Por que ler literatura hoje?

A literatura vai na contramão de um jornal, por exemplo. O jornal apresenta o fato, sem as possibilidades, sem a sua potência. Podemos até nos indignar, mas permanecemos impotentes. Ler é lutar contra a falta de memória e consequentemente o ressentimento. Ler é resistir! E o que é resistir? "É ter a força de des-criar o que existe, des-criar o real, ser mais forte do que o fato que está aí."

PS - Para todos os Dons Quixotes que resistem, sonham ... que estão On The Road!

29 de maio de 2011

"Filme Socialismo"

Assistir ao "Filme Socialismo", de Godard, é fazer pausas para pensar, decifrar as citações, identificar as fontes de inspiração e é também não entender o significado do asno ou da lhama que aparecem nas imagens. É uma "tentativa de recolocar a realidade na realidade". O filme faz sentido para quem busca sentido. “É preciso ver o filme três vezes: uma pela imagem, uma pelo som e outra para compreender", afirma o diretor Jérôme Plon.

O desejo de Godard de inovar, reinventar formas, reconstruir-se na sua trajetória cinematográfica, ultrapassando a si mesmo, atormenta a maioria dos espectadores. O “Filme Socialismo” não é um produto imediatamente consumível. É preciso uma disposição do espectador para refletir, mastigar, digerir, experimentar. A montagem é conflitiva, o áudio é dissonante, a dramaturgia é anti-diegética e a encenação é des-dramatizante. Há uma enxurrada de citações de diversos pensadores, na boca dos personagens e do narrador em off.

As imagens godardianas não são gratuitas, e nos lembram, por exemplo, do desejo de ser visto, mas da perda das competências necessárias para ver algo além de imagens vazias. "Nem tudo que é visível é legível." As contradições presentes no filme evitam o literalismo interpretativo. Na babel contemporânea, se por um lado, nunca se falou tanto e se mostraram tantas imagens, por outro lado, nunca as pessoas se entenderam ou perceberam tão pouco.

Vemos e ouvimos tudo. Estamos conectados 24 hs. Temos o domínio dos sentidos da distância, mas abrimos mãos dos sentidos da proximidade. O "filme socialismo" é um protesto e também um convite à experiência sensorial.

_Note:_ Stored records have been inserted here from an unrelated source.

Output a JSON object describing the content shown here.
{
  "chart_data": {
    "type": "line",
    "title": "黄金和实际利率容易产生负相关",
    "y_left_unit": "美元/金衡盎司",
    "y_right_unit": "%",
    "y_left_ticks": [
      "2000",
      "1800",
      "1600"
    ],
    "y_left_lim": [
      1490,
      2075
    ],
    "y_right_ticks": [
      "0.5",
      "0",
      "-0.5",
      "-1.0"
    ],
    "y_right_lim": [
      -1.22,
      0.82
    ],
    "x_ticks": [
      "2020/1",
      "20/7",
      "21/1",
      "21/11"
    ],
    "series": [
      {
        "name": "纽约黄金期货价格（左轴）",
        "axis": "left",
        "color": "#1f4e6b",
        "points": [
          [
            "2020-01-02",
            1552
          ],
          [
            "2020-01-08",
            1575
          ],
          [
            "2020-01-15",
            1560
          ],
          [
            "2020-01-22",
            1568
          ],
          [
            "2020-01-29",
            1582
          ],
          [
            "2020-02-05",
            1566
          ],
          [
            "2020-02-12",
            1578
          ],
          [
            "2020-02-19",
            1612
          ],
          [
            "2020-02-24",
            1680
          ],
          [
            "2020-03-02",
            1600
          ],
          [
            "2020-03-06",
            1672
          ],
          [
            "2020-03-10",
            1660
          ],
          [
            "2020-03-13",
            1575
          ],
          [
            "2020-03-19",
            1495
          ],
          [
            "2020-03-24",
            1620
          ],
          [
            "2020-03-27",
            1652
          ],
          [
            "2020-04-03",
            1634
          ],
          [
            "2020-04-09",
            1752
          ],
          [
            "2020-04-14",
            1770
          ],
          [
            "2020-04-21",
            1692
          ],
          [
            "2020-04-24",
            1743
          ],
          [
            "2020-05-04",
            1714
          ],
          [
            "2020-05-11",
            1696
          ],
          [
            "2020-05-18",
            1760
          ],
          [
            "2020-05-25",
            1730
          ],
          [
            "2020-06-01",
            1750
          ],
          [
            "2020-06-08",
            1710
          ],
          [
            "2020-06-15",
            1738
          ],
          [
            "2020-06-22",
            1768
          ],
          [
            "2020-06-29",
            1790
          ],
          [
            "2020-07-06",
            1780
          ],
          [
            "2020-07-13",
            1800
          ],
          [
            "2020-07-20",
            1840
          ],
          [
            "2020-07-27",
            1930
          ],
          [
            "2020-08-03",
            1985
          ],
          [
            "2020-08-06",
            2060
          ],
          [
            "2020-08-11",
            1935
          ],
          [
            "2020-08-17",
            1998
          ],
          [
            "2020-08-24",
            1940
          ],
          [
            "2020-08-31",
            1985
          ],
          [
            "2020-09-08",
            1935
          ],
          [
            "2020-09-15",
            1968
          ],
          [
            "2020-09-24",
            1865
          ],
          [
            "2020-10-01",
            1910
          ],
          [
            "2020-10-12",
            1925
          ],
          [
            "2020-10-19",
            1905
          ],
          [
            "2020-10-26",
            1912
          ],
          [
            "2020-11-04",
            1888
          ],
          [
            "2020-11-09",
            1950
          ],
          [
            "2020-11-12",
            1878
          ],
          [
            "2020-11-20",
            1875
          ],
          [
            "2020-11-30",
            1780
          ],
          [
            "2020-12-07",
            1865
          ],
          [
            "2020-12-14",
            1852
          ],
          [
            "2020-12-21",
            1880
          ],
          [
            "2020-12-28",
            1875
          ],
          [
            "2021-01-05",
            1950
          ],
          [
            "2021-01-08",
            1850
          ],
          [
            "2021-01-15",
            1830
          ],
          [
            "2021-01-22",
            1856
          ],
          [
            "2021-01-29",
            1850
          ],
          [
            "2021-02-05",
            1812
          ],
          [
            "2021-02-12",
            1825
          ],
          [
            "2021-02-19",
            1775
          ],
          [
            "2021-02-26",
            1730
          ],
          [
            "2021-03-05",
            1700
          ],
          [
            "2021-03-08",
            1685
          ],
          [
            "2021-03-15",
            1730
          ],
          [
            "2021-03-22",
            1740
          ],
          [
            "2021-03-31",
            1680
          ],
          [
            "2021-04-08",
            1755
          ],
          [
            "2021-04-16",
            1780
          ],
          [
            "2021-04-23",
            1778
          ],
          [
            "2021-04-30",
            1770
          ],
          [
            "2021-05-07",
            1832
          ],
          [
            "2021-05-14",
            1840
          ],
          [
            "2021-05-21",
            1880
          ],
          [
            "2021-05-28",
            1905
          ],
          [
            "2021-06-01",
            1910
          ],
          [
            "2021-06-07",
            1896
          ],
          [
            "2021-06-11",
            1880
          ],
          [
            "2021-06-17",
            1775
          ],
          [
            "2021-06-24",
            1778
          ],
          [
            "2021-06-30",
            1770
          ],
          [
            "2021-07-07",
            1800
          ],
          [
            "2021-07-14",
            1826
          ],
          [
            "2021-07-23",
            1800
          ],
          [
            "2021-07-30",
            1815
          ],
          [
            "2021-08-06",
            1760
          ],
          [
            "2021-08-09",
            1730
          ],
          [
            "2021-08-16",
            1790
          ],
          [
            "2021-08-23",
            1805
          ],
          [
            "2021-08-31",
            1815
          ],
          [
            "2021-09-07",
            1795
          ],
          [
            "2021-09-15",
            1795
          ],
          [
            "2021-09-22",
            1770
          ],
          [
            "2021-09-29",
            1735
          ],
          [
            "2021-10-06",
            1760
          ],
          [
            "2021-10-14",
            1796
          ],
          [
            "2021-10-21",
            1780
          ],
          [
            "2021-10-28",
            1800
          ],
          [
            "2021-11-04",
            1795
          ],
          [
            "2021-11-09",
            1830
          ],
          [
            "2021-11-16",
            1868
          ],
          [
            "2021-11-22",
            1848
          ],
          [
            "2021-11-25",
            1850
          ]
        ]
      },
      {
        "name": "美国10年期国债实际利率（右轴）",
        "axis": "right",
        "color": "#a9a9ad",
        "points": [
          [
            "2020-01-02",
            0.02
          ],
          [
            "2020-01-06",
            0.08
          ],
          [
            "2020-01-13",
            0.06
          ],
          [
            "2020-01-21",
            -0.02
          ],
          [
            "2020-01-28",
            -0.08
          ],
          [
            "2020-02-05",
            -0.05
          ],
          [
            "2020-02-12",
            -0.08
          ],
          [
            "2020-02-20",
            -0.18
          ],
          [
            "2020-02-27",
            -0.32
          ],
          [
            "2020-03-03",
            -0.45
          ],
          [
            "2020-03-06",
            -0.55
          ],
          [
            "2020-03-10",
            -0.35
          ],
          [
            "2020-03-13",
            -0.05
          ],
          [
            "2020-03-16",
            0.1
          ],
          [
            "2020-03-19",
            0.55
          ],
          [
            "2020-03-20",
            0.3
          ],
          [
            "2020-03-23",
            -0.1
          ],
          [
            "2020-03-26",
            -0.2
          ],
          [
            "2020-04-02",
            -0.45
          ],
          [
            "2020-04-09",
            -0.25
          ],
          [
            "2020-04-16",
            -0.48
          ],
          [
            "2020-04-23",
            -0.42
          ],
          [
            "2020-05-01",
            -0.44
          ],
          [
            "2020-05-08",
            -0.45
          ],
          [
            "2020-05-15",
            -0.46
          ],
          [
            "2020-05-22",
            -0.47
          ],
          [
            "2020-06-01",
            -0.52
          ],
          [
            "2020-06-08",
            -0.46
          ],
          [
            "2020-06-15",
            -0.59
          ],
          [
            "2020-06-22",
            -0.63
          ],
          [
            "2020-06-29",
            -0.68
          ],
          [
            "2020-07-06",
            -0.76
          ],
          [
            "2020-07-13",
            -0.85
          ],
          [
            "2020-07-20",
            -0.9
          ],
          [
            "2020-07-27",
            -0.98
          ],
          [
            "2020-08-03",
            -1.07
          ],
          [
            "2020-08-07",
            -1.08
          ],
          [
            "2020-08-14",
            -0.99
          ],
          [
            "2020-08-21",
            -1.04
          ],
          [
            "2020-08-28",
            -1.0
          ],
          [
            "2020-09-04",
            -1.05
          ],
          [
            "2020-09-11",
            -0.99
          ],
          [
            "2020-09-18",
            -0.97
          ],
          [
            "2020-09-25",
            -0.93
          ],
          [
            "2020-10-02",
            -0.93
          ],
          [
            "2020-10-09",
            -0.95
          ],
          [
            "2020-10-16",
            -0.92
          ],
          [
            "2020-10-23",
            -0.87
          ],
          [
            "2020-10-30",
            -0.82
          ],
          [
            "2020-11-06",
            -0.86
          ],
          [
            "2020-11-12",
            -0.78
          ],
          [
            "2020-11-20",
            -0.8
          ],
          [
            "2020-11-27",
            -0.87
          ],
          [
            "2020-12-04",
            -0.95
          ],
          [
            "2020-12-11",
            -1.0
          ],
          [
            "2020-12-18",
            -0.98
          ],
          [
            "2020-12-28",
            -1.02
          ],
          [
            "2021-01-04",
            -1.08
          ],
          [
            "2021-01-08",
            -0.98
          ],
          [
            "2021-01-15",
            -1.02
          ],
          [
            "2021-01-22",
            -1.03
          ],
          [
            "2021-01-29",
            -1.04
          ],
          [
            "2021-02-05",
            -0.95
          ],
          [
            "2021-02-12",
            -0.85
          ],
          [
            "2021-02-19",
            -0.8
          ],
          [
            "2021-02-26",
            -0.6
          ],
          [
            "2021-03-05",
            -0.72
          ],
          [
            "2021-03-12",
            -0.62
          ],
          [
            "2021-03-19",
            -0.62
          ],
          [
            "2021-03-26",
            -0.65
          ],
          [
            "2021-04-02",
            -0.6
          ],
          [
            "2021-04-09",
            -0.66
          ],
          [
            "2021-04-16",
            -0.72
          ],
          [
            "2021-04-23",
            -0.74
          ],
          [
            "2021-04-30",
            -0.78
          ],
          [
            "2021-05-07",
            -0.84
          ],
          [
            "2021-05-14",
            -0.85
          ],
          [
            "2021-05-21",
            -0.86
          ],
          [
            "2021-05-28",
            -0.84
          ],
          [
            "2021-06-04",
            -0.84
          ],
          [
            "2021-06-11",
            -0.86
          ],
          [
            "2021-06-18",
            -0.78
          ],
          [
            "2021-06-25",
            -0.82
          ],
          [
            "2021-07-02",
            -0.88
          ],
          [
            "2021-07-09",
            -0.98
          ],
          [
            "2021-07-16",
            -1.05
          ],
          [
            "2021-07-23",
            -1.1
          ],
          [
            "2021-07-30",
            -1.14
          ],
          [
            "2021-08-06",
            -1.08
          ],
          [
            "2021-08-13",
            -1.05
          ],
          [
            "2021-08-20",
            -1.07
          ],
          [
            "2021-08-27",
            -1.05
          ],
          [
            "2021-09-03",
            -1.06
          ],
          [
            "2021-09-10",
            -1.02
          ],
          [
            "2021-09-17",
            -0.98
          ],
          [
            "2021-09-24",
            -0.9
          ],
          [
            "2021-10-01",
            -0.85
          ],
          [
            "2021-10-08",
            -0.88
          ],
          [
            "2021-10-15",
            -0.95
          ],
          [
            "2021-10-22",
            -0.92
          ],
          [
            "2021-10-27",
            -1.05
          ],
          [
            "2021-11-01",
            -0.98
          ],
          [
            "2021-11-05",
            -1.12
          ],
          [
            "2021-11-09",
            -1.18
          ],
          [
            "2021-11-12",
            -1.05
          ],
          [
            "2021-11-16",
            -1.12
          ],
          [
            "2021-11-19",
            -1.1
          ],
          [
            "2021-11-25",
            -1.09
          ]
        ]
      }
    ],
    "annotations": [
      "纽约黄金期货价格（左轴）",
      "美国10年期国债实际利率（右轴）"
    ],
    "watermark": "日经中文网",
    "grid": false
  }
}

Aos 80 anos, Godard continua a surpreender!

23 de maio de 2011

Tempos modernos...

Estamos reunidos em torno de um território virtual em que impera a rapidez, a superficialidade, o excesso de informação, a visibilidade. Utilizamos apenas os sentidos da visão e audição, em detrimento dos demais, para perceber a realidade. E a partir destas percepções, elaboramos nossas noções sobre ela. Perdemos o sentido de proximidade; passamos pelas pessoas, pelos fatos, por nós mesmos sem sermos capazes de nos vincularmos. Vemos milhões de imagens, ouvimos nossas músicas preferidas, assistimos à jornais, filmes, programas, pela TV ou internet. Estamos conectados 24 hs, com todo mundo, em todos os lugares, mas privados do presente. Tudo é para ontem. O futuro assombra o presente.

Lembro-me de uma amiga que não via há alguns anos. Liguei para ela que conversou comigo enquanto acessava a internet simultaneamente. Depois ainda conversando, ela esquentou a sua comida, no microondas, e contou que estava de regime e fazendo ginástica, na hora do almoço. O interfone tocou. Ela atendeu mas, por uns segundos, eu achava que ela ainda conversava comigo. "Querida, adorei conversar com você mas uma amiga acaba de chegar. Preciso desligar."

Almejamos a agilidade, um padrão de beleza imposto pela mídia, a eterna juventude, a perfeição. Perfeição das máquinas? Banimos a morte. Mas, ao fazermos isto, abrimos mão da vida, pois ambas são indissociáveis.

Estamos anestesiados e aterrorizados com a violência. Nos sentimos sobrecarregados. Temos a sensação de que resta pouco tempo para o entretenimento. Trabalhamos para consumir produtos e inclusive a nossa frustração. Curtimos nossos amigos teclando, no link "curtir", no facebook. Sofremos de escassez e excessos. E a nossa solidão intensifica-se.

A agilidade e eficiência exigidas atualmente vão na contramão da contemplação de nós mesmos e das nossas relações. Experienciar o presente é como um ritual de gastronomia: requer tempo, paciência, o entregar-se... o uso do olfato, do paladar. Leitor, quando você for provar um vinho, tome primeiro um pequeno gole. O segundo gole vem após uma pequena pausa. Para preparar melhor o paladar, se quiser, pode mastigar um pedacinho de pão...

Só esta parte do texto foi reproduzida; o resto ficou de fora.